Hansen Matthew, Everett Logan, Singh Larry, Hannenhalli Sridhar
Department of Genetics, Penn Center for Bioinformatics, University of Pennsylvania, Pennsylvania, USA.
Algorithms Mol Biol. 2010 Jan 4;5:4. doi: 10.1186/1748-7188-5-4.
Functionally related genes tend to be correlated in their expression patterns across multiple conditions and/or tissue-types. Thus co-expression networks are often used to investigate functional groups of genes. In particular, when one of the genes is a transcription factor (TF), the co-expression-based interaction is interpreted, with caution, as a direct regulatory interaction. However, any particular TF, and more importantly, any particular regulatory interaction, is likely to be active only in a subset of experimental conditions. Moreover, the subset of expression samples where the regulatory interaction holds may be marked by presence or absence of a modifier gene, such as an enzyme that post-translationally modifies the TF. Such subtlety of regulatory interactions is overlooked when one computes an overall expression correlation.

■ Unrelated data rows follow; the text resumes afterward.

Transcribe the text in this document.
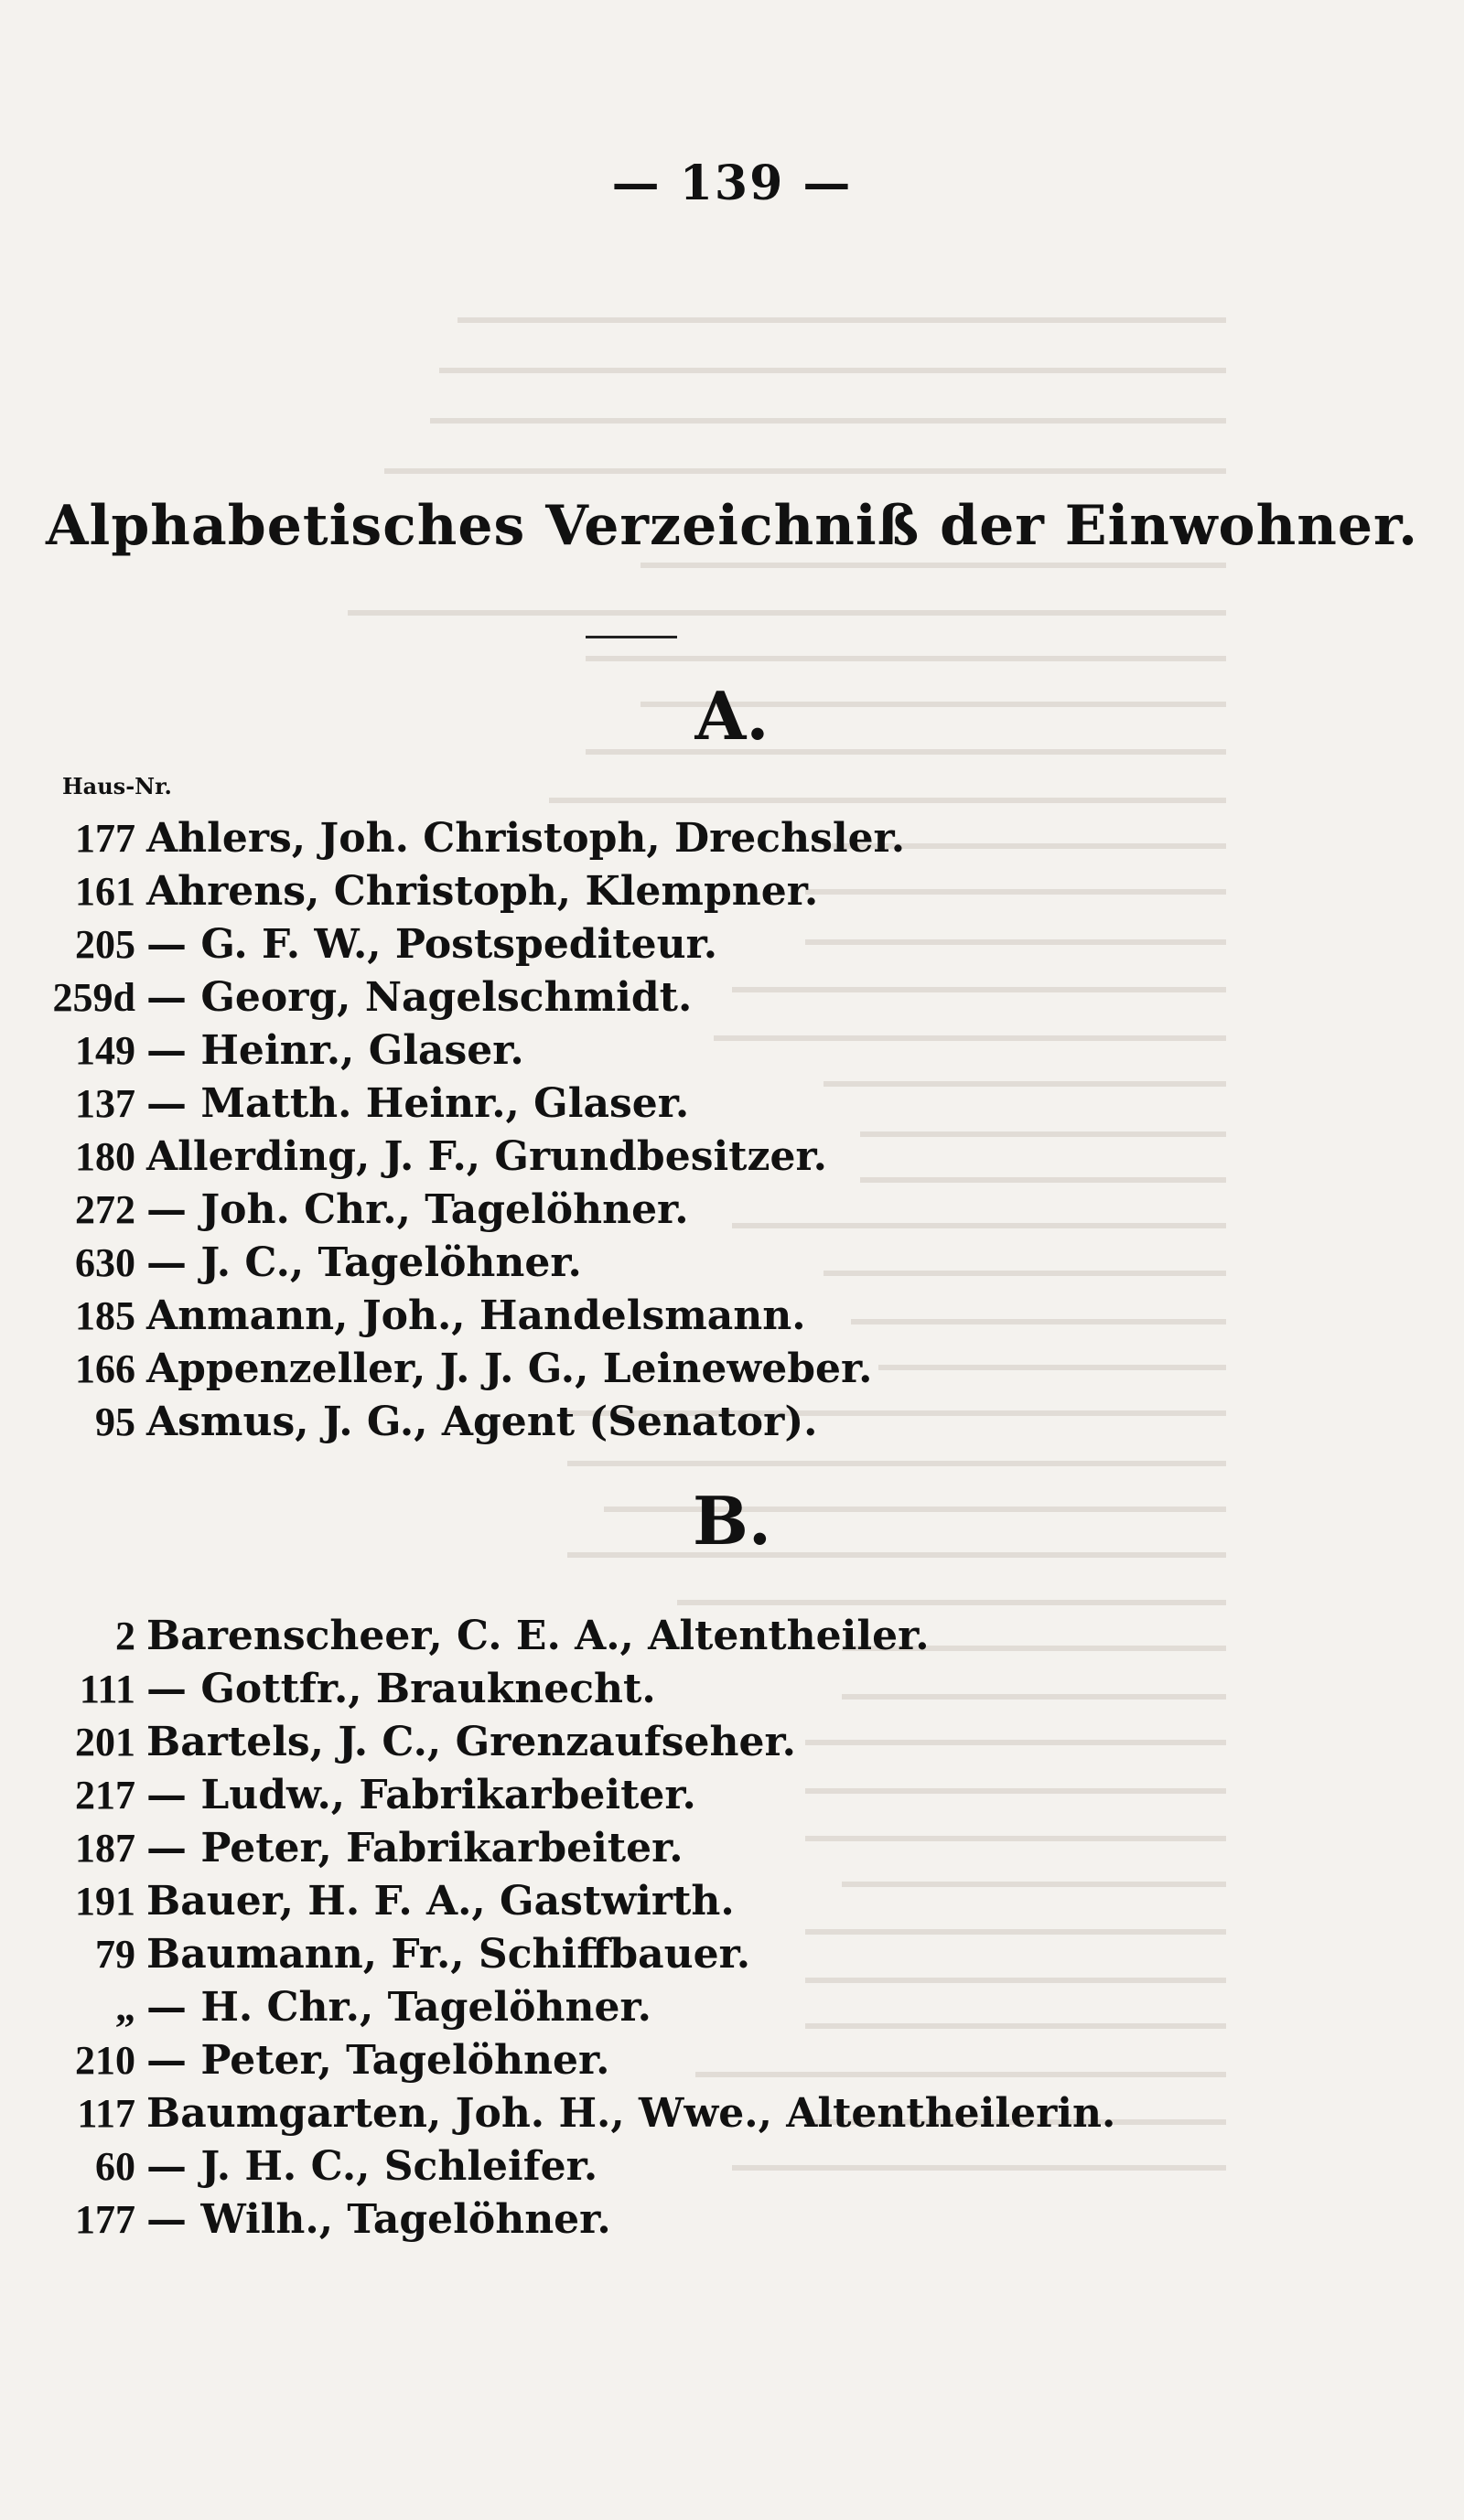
— 139 —
Alphabetisches Verzeichniß der Einwohner.
A.
Haus-Nr.
177 Ahlers, Joh. Christoph, Drechsler.
161 Ahrens, Christoph, Klempner.
205 — G. F. W., Postspediteur.
259d — Georg, Nagelschmidt.
149 — Heinr., Glaser.
137 — Matth. Heinr., Glaser.
180 Allerding, J. F., Grundbesitzer.
272 — Joh. Chr., Tagelöhner.
630 — J. C., Tagelöhner.
185 Anmann, Joh., Handelsmann.
166 Appenzeller, J. J. G., Leineweber.
95 Asmus, J. G., Agent (Senator).
B.
2 Barenscheer, C. E. A., Altentheiler.
111 — Gottfr., Brauknecht.
201 Bartels, J. C., Grenzaufseher.
217 — Ludw., Fabrikarbeiter.
187 — Peter, Fabrikarbeiter.
191 Bauer, H. F. A., Gastwirth.
79 Baumann, Fr., Schiffbauer.
„ — H. Chr., Tagelöhner.
210 — Peter, Tagelöhner.
117 Baumgarten, Joh. H., Wwe., Altentheilerin.
60 — J. H. C., Schleifer.
177 — Wilh., Tagelöhner.
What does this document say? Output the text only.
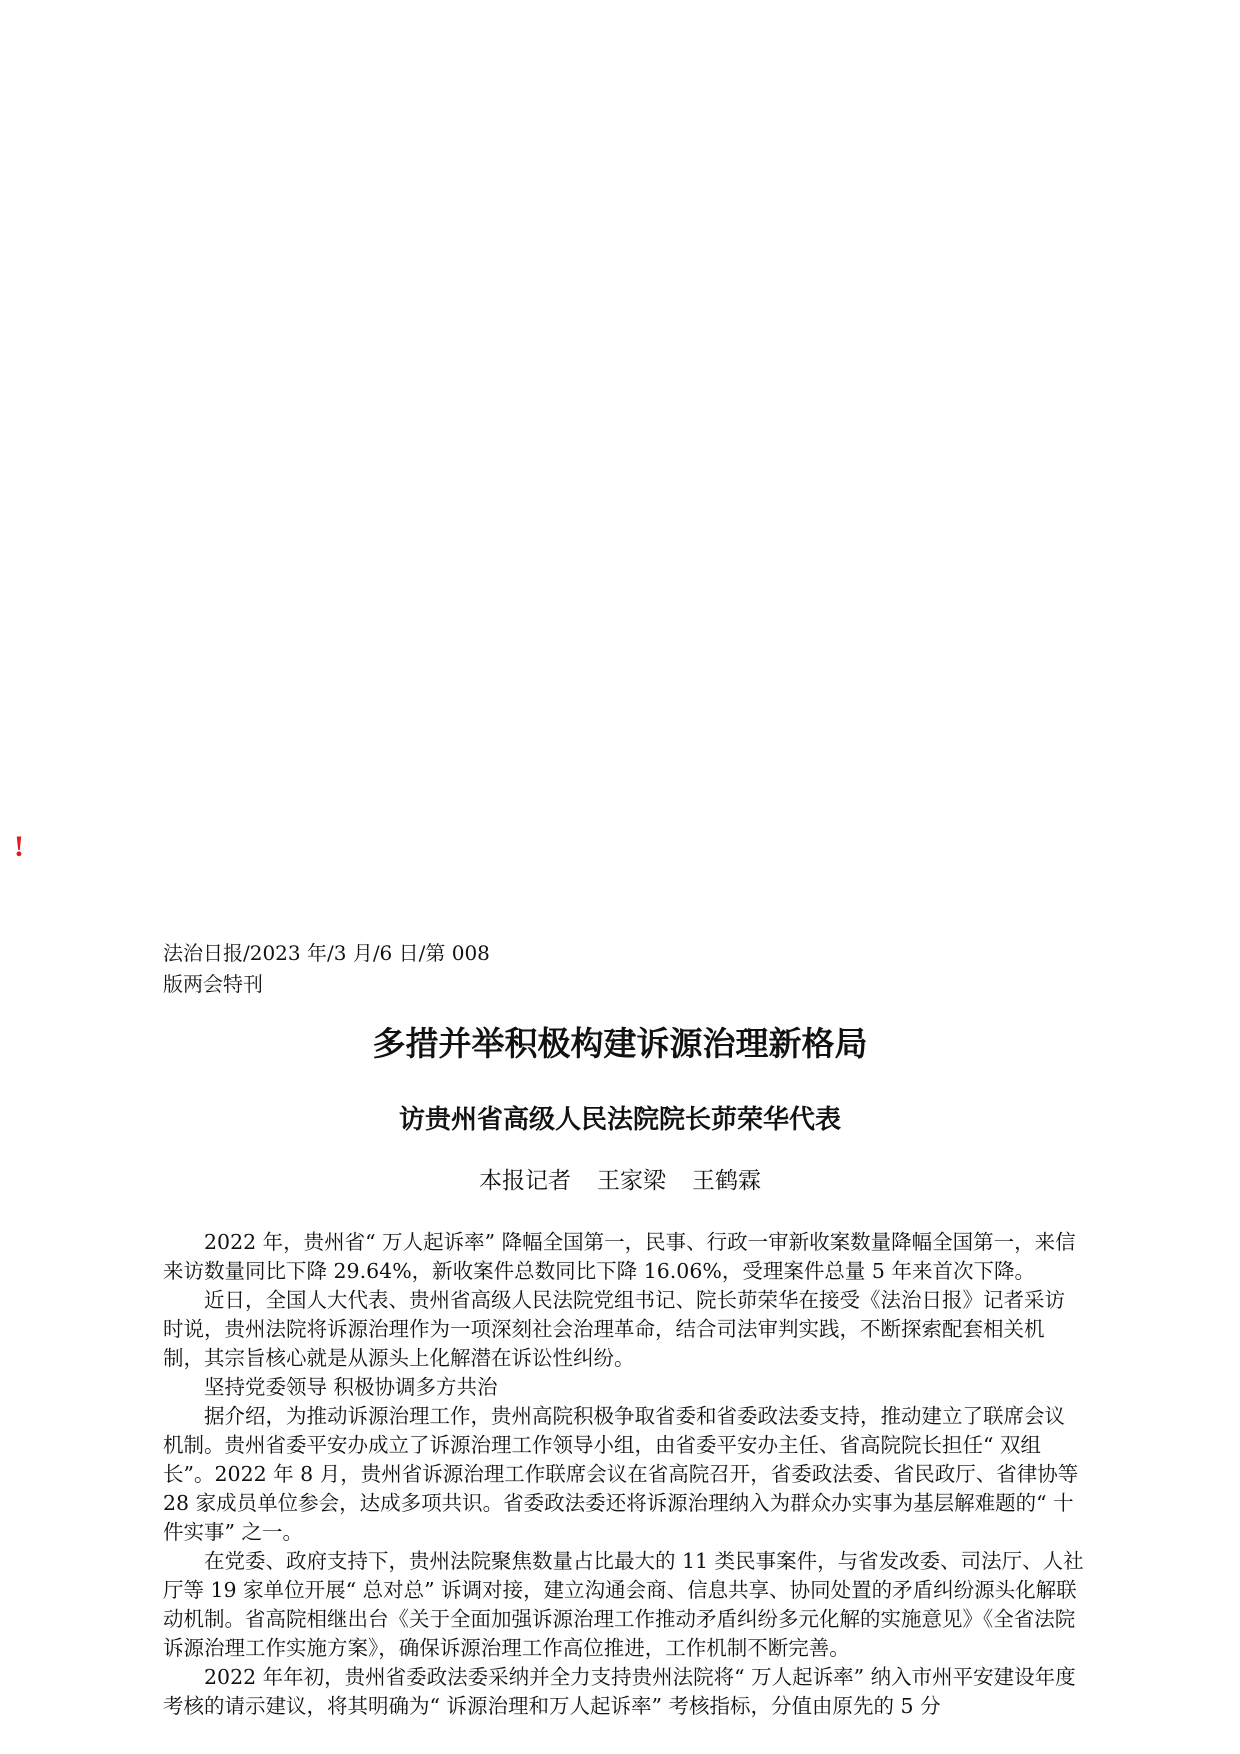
!
法治日报/2023 年/3 月/6 日/第 008
版两会特刊
多措并举积极构建诉源治理新格局
访贵州省高级人民法院院长茆荣华代表
本报记者 王家梁 王鹤霖

2022 年，贵州省“ 万人起诉率” 降幅全国第一，民事、行政一审新收案数量降幅全国第一，来信来访数量同比下降 29.64%，新收案件总数同比下降 16.06%，受理案件总量 5 年来首次下降。

近日，全国人大代表、贵州省高级人民法院党组书记、院长茆荣华在接受《法治日报》记者采访时说，贵州法院将诉源治理作为一项深刻社会治理革命，结合司法审判实践，不断探索配套相关机制，其宗旨核心就是从源头上化解潜在诉讼性纠纷。

坚持党委领导 积极协调多方共治

据介绍，为推动诉源治理工作，贵州高院积极争取省委和省委政法委支持，推动建立了联席会议机制。贵州省委平安办成立了诉源治理工作领导小组，由省委平安办主任、省高院院长担任“ 双组长”。2022 年 8 月，贵州省诉源治理工作联席会议在省高院召开，省委政法委、省民政厅、省律协等 28 家成员单位参会，达成多项共识。省委政法委还将诉源治理纳入为群众办实事为基层解难题的“ 十件实事” 之一。

在党委、政府支持下，贵州法院聚焦数量占比最大的 11 类民事案件，与省发改委、司法厅、人社厅等 19 家单位开展“ 总对总” 诉调对接，建立沟通会商、信息共享、协同处置的矛盾纠纷源头化解联动机制。省高院相继出台《关于全面加强诉源治理工作推动矛盾纠纷多元化解的实施意见》《全省法院诉源治理工作实施方案》，确保诉源治理工作高位推进，工作机制不断完善。

2022 年年初，贵州省委政法委采纳并全力支持贵州法院将“ 万人起诉率” 纳入市州平安建设年度考核的请示建议，将其明确为“ 诉源治理和万人起诉率” 考核指标，分值由原先的 5 分
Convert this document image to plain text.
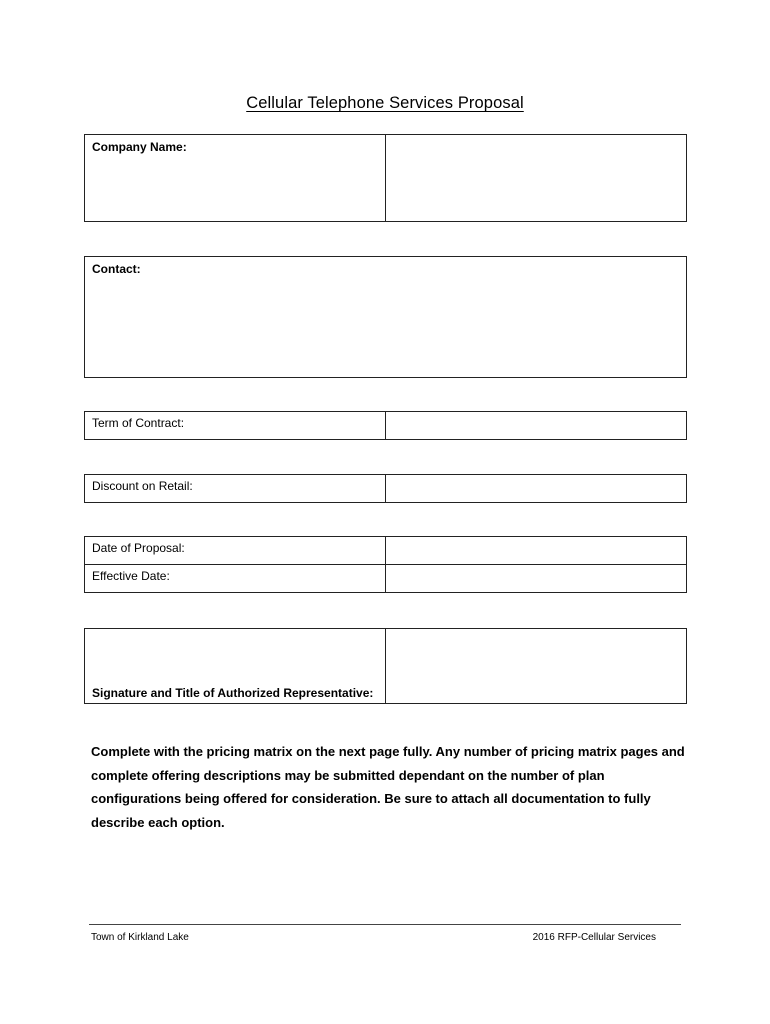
Cellular Telephone Services Proposal
Company Name:
Contact:
Term of Contract:
Discount on Retail:
Date of Proposal:
Effective Date:
Signature and Title of Authorized Representative:
Complete with the pricing matrix on the next page fully. Any number of pricing matrix pages and complete offering descriptions may be submitted dependant on the number of plan configurations being offered for consideration. Be sure to attach all documentation to fully describe each option.
Town of Kirkland Lake	2016 RFP-Cellular Services
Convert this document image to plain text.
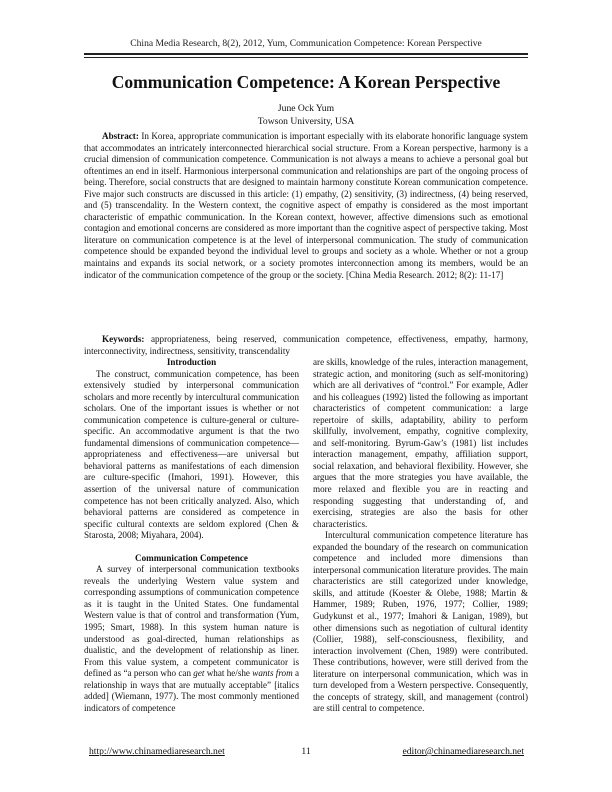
China Media Research, 8(2), 2012, Yum, Communication Competence: Korean Perspective
Communication Competence: A Korean Perspective
June Ock Yum
Towson University, USA

Abstract: In Korea, appropriate communication is important especially with its elaborate honorific language system that accommodates an intricately interconnected hierarchical social structure. From a Korean perspective, harmony is a crucial dimension of communication competence. Communication is not always a means to achieve a personal goal but oftentimes an end in itself. Harmonious interpersonal communication and relationships are part of the ongoing process of being. Therefore, social constructs that are designed to maintain harmony constitute Korean communication competence. Five major such constructs are discussed in this article: (1) empathy, (2) sensitivity, (3) indirectness, (4) being reserved, and (5) transcendality. In the Western context, the cognitive aspect of empathy is considered as the most important characteristic of empathic communication. In the Korean context, however, affective dimensions such as emotional contagion and emotional concerns are considered as more important than the cognitive aspect of perspective taking. Most literature on communication competence is at the level of interpersonal communication. The study of communication competence should be expanded beyond the individual level to groups and society as a whole. Whether or not a group maintains and expands its social network, or a society promotes interconnection among its members, would be an indicator of the communication competence of the group or the society. [China Media Research. 2012; 8(2): 11-17]

Keywords: appropriateness, being reserved, communication competence, effectiveness, empathy, harmony, interconnectivity, indirectness, sensitivity, transcendality

Introduction

The construct, communication competence, has been extensively studied by interpersonal communication scholars and more recently by intercultural communication scholars. One of the important issues is whether or not communication competence is culture-general or culture-specific. An accommodative argument is that the two fundamental dimensions of communication competence—appropriateness and effectiveness—are universal but behavioral patterns as manifestations of each dimension are culture-specific (Imahori, 1991). However, this assertion of the universal nature of communication competence has not been critically analyzed. Also, which behavioral patterns are considered as competence in specific cultural contexts are seldom explored (Chen & Starosta, 2008; Miyahara, 2004).

Communication Competence

A survey of interpersonal communication textbooks reveals the underlying Western value system and corresponding assumptions of communication competence as it is taught in the United States. One fundamental Western value is that of control and transformation (Yum, 1995; Smart, 1988). In this system human nature is understood as goal-directed, human relationships as dualistic, and the development of relationship as liner. From this value system, a competent communicator is defined as “a person who can get what he/she wants from a relationship in ways that are mutually acceptable” [italics added] (Wiemann, 1977). The most commonly mentioned indicators of competence

are skills, knowledge of the rules, interaction management, strategic action, and monitoring (such as self-monitoring) which are all derivatives of “control.” For example, Adler and his colleagues (1992) listed the following as important characteristics of competent communication: a large repertoire of skills, adaptability, ability to perform skillfully, involvement, empathy, cognitive complexity, and self-monitoring. Byrum-Gaw’s (1981) list includes interaction management, empathy, affiliation support, social relaxation, and behavioral flexibility. However, she argues that the more strategies you have available, the more relaxed and flexible you are in reacting and responding suggesting that understanding of, and exercising, strategies are also the basis for other characteristics.

Intercultural communication competence literature has expanded the boundary of the research on communication competence and included more dimensions than interpersonal communication literature provides. The main characteristics are still categorized under knowledge, skills, and attitude (Koester & Olebe, 1988; Martin & Hammer, 1989; Ruben, 1976, 1977; Collier, 1989; Gudykunst et al., 1977; Imahori & Lanigan, 1989), but other dimensions such as negotiation of cultural identity (Collier, 1988), self-consciousness, flexibility, and interaction involvement (Chen, 1989) were contributed. These contributions, however, were still derived from the literature on interpersonal communication, which was in turn developed from a Western perspective. Consequently, the concepts of strategy, skill, and management (control) are still central to competence.

http://www.chinamediaresearch.net	11	editor@chinamediaresearch.net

Here we present a novel mixture modeling approach where a TF-Gene pair is presumed to be significantly correlated (with unknown coefficient) in an (unknown) subset of expression samples. The parameters of the model are estimated using a Maximum Likelihood approach. The estimated mixture of expression samples is then mined to identify genes potentially modulating the TF-Gene interaction. We have validated our approach using synthetic data and on four biological cases in cow, yeast, and humans.
While limited in some ways, as discussed, the work represents a novel approach to mine expression data and detect potential modulators of regulatory interactions.
功能相关的基因在多种条件和/或组织类型下的表达模式往往具有相关性。因此,共表达网络常被用于研究基因的功能组。特别是,当其中一个基因是转录因子(TF)时,基于共表达的相互作用会被谨慎地解释为直接调控相互作用。然而,任何特定的转录因子,更重要的是,任何特定的调控相互作用,可能只在一部分实验条件下活跃。此外,调控相互作用存在的表达样本子集可能由修饰基因的存在或缺失来标记,比如一种对转录因子进行翻译后修饰的酶。当计算整体表达相关性时,调控相互作用的这种微妙之处被忽略了。
在此,我们提出一种新颖的混合建模方法,其中假定转录因子 - 基因对在(未知的)表达样本子集中显著相关(系数未知)。使用最大似然法估计模型参数。然后挖掘估计出的表达样本混合集,以识别可能调节转录因子 - 基因相互作用的基因。我们已使用合成数据以及牛、酵母和人类的四个生物学案例验证了我们的方法。
如前所述,尽管在某些方面存在局限性,但这项工作代表了一种挖掘表达数据并检测调控相互作用潜在调节因子的新颖方法。